Reflecting major decisions in 2019 – the approval of high-density housing at 5150 El Camino Real and the city’s purchase of land at 999 Fremont Ave. in Loyola Corners – council members agreed to revisit and establish land-use mix in commercial districts and make required zoning changes. Areas of focus included the El Camino Real corridor in Los Altos and designation of parklands in the playground and orchard areas of the city’s civic center. Also up for designation: a 0.4-acre property at 745 Distel Drive, provided as open space by the 5150 El Camino developer as a condition for approval.
Under a priority to provide “workforce housing,” the council agreed to offer more “opportunity” and “accessibility” for affordable housing, including allowance of more accessory dwelling units. Council members opted to focus on meeting state-mandated Regional Housing Needs Allocation units rather than accommodate “missing middle” applicants – those making too much to qualify for affordable housing but not enough to buy in Los Altos on their own.
Turning to the “downtown visioning,” a reference to a conceptual plan completed in 2018, the council committed to modest improvements cited in the proposal, such as parking lot restriping and creation of a loading zone. Members also agreed to consider a strategic plan for a downtown theater being developed by a citizens group.
The council prioritized improvements to city facilities and infrastructure, pledging to see through completion of an emergency operations center at the police station, as well as work toward expansion of the city’s main library in the years ahead. Discussion also touched on a possible bond measure to finance the city’s asset needs.
A key objective centered on council members moving back to city hall before the end of the year to hold meetings. Due to one or more council members’ health problems at the council chambers, meetings have been held in recent months at the Los Altos Youth Center, including the retreat last week. Nothing has been made public thus far on what it would take to address the health concerns and move meetings back to city hall.
The impasse prompted a frustrated Enander to remark, “Whatever we do, let’s get it done by Dec. 1, 2020, so we can hold our next reorganizational meeting back (at city hall).”

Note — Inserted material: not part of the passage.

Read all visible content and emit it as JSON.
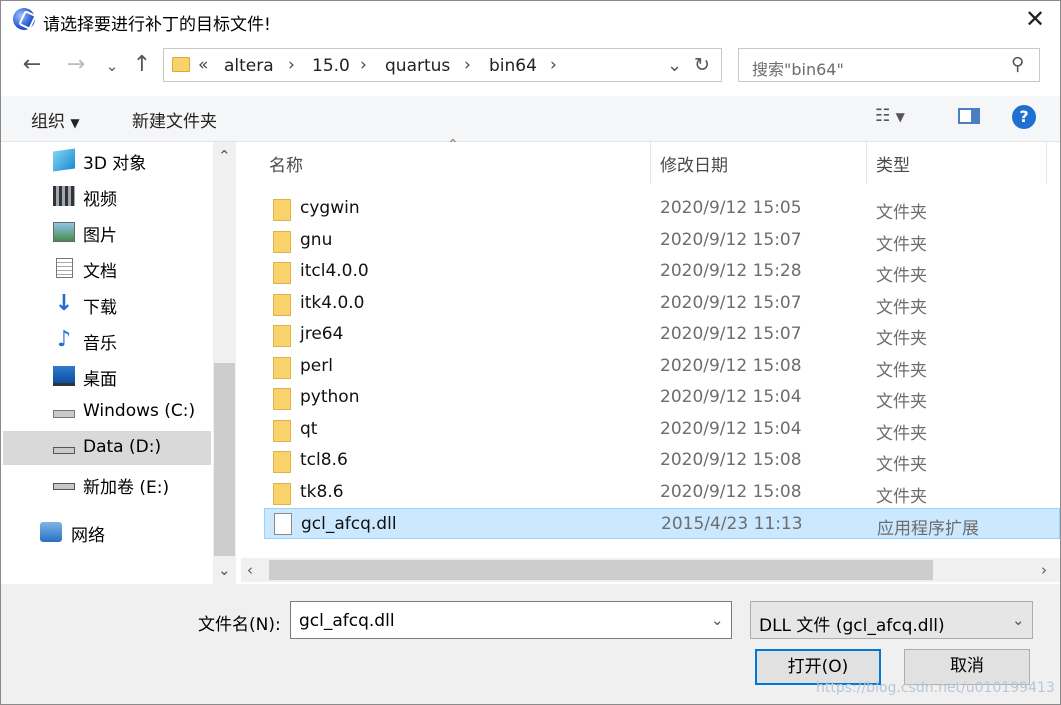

Other signs of frustration surfaced amid predominantly cordial discussion among council members. During land-use talks, Mayor Jan Pepper said city priorities with environmental considerations were “nowhere to be found.” Both Pepper and Councilwoman Lynette Lee Eng complained about too much talk and not enough action.
“Each time a project comes up, we say something, then we contradict ourselves,” Lee Eng said during a discussion of workforce housing. “If we’re going to do it, let’s do it.”
Council members seemed split on their support for a downtown theater. Councilwoman Neysa Fligor suggested working ahead on parking solutions to accommodate such a theater. Pepper recommended a theater as a way of increasing downtown tax revenue.
But Councilwoman Jeannie Bruins noted, “The theater is not ‘If we build it, they will come.’ … The city does not have the money to build a theater.”
Enander and Lee Eng said the city has higher funding priorities. Resident Roberta Phillips echoed those sentiments, asking, “Do we need a new theater or do we need to fix the things we have?”
Among other retreat priorities, the council agreed to keep the ongoing construction for a new community center on track for completion by the end of the year. It also listed public safety, emergency preparedness, community engagement and traffic safety as key priorities in 2020.
As part of an environmental priority to “create a healthy, sustainable community,” members said they would consider adoption of a reach code, update the city’s Climate Action plan, review adoption of a healthy-city initiative, discuss bans on plastic water bottles and plastic straws, and push for more commercial recycling and composting.
Before council members listed their priorities, they let residents voice theirs. Two local high school students pressed the council to consider climate change in their decisions. Library Commissioner Pierre Bedard urged the city to pursue completion of a park in north Los Altos and advocated for a new library. Donna Poulos and Sue Russell emphasized affordable housing. Downtown property owner Kim Cranston stressed the importance of improving citywide emergency preparedness, noting that only a skeleton crew of emergency professionals would be available if a major quake hit at midnight.